On va donc se retrouver avec beaucoup d’entreprises dont les seuls informaticiens sont issus de Siantou ou de IAI. Cela vient d’une part de l’effectif plus élevé de ces autres, et d’autre part de ce que les PME et TPE représentent au moins 80% de nos entreprises, et que peu de polytechniciens y postulent. Côté notoriété informatique, Polytech est d’office perdant, du fait même de la taille de ses effectifs et de la concentration de ses diplômés dans les grands comptes sur place et à l’étranger.

Côté compétence perçue, quelle que soit la valeur calculée, on reviendra à la question « comment combiner les critères pour un classement final interprétable et consistant »? De plus, les polytechniciens ne sont pas censés s’attaquer aux mêmes problèmes que les diplômés de Siantou ou de l’IAI de Yaoundé, car il ne s’agit pas du même niveau de formation. Ils pourraient dès lors souffrir de la « pénalité de la témérité ».

Celui qui a appris sa bureautique ou sa maintenance à l’IAI et qui est perçu comme la faisant très bien, sera mieux classé que celui qui a appris à développer des logiciels et qui n’arrive pas à fournir tout de suite une solution sans bugs (même s’il est presque impossible de fournir dès le départ une telle solution, c’est ce qu’on attend).
Parler même de classer les trois établissements en informatique alors qu’il s’agit de formations pour des compétences différentes pose problème : On compare des ingénieurs de conception à des BTS ou à des ingénieurs de travaux.

Pour un classement fait sur le critère de compétence perçue uniquement, l’interprétation correcte serait que le premier du classement soit perçu comme fournissant mieux les compétences qu’il est censé fournir que le second ne le fait pour les compétences que le second est censé fournir (un peu comme si on comparait un maçon et un menuisier sur leurs compétences. Un maçon jugé très compétent est peu susceptible de remplacer un menuisier jugé peu compétent).

Il est clair qu’il ne s’agirait pas de comparer les deux sur un travail de même nature, mais simplement d’évaluer chacun par rapport à la nature du travail qui est la sienne. Seules les formations visant des compétences identiques pourraient se comparer l’une à l’autre via un tel classement.

De tels classements sans validation de la démarche d’agrégation et sans analyses de confusion peuvent s’avérer dangereux, et produire un effet pervers. Les structures s’adaptent alors pour être bien classées, en s’éloignant des objectifs réels qu’elles devraient viser, qui sont mal mesurés par les classements utilisés.

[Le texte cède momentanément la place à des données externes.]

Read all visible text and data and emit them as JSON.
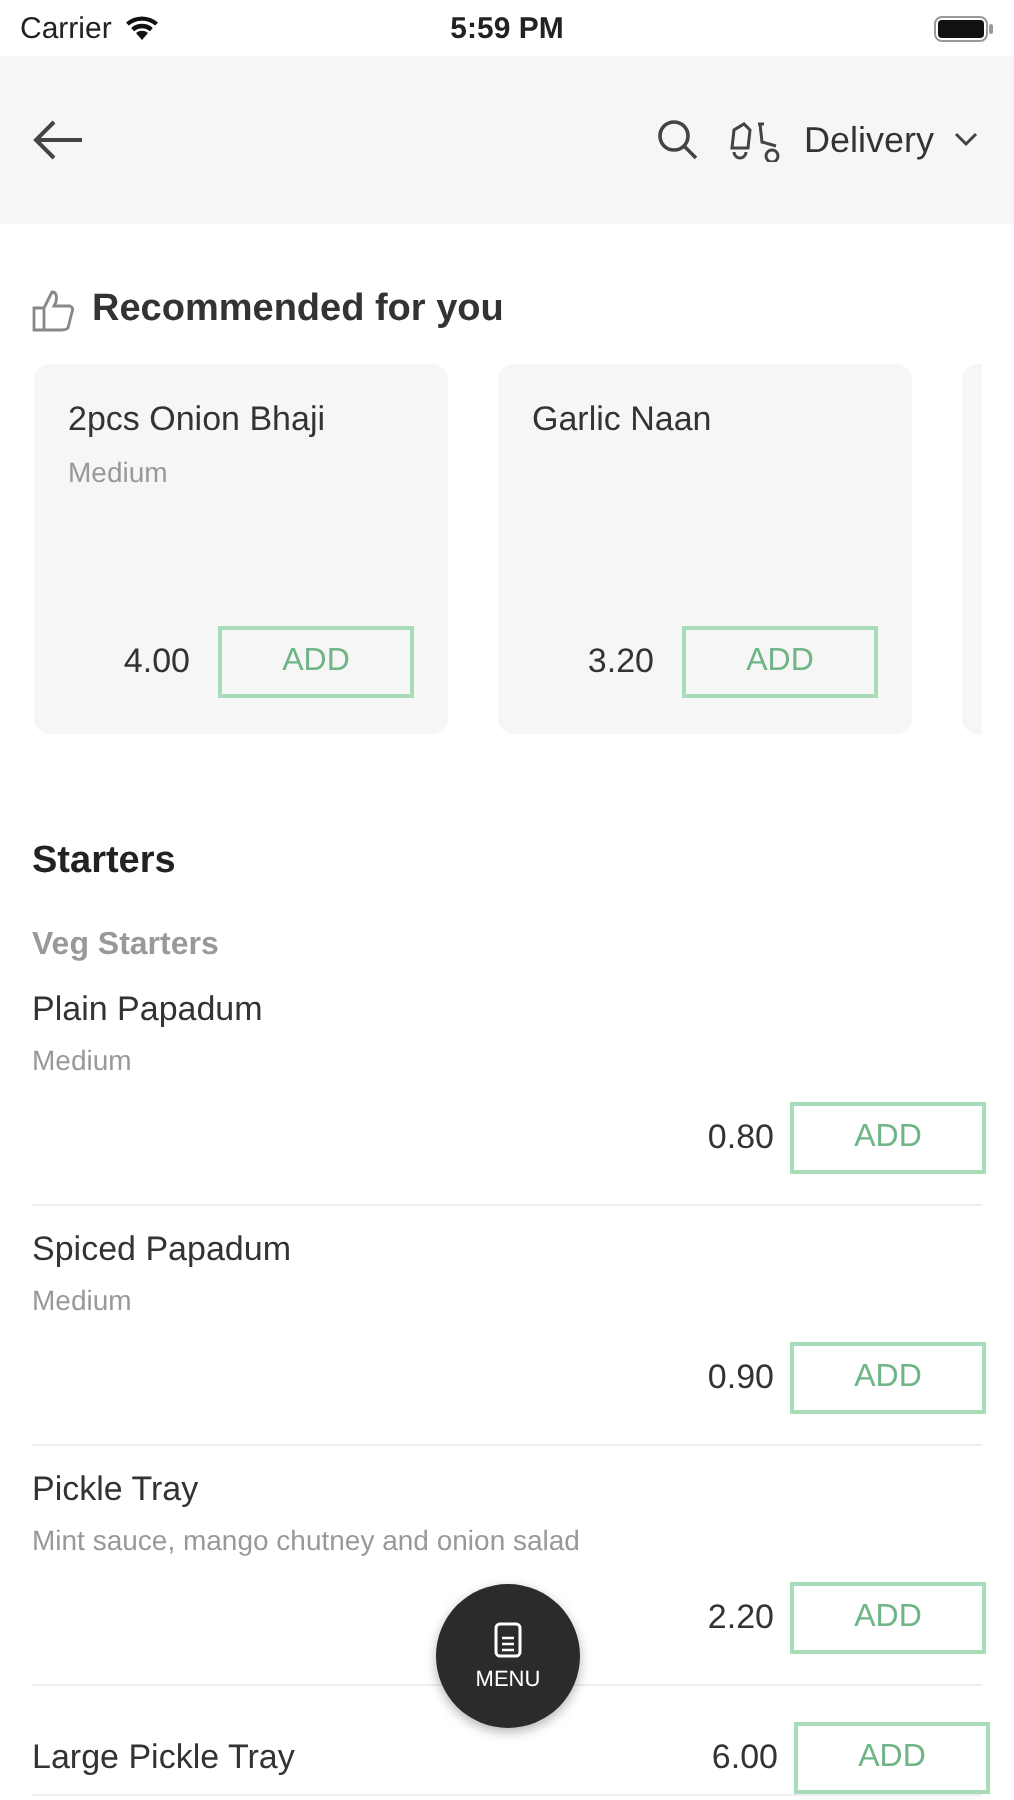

Voila, j’espère avoir assez éclairé les opinions des décideurs que vous êtes pour que vous ne vous laissiez pas tromper à l’avenir par des classements ou des études de cause à effet sans analyse de confusion. Nous menons régulièrement des analyses de confusion sur des problèmes sociaux. De telles analyses évitent de se tromper de voie d’action, suite à une interprétation incorrecte d’une information juste.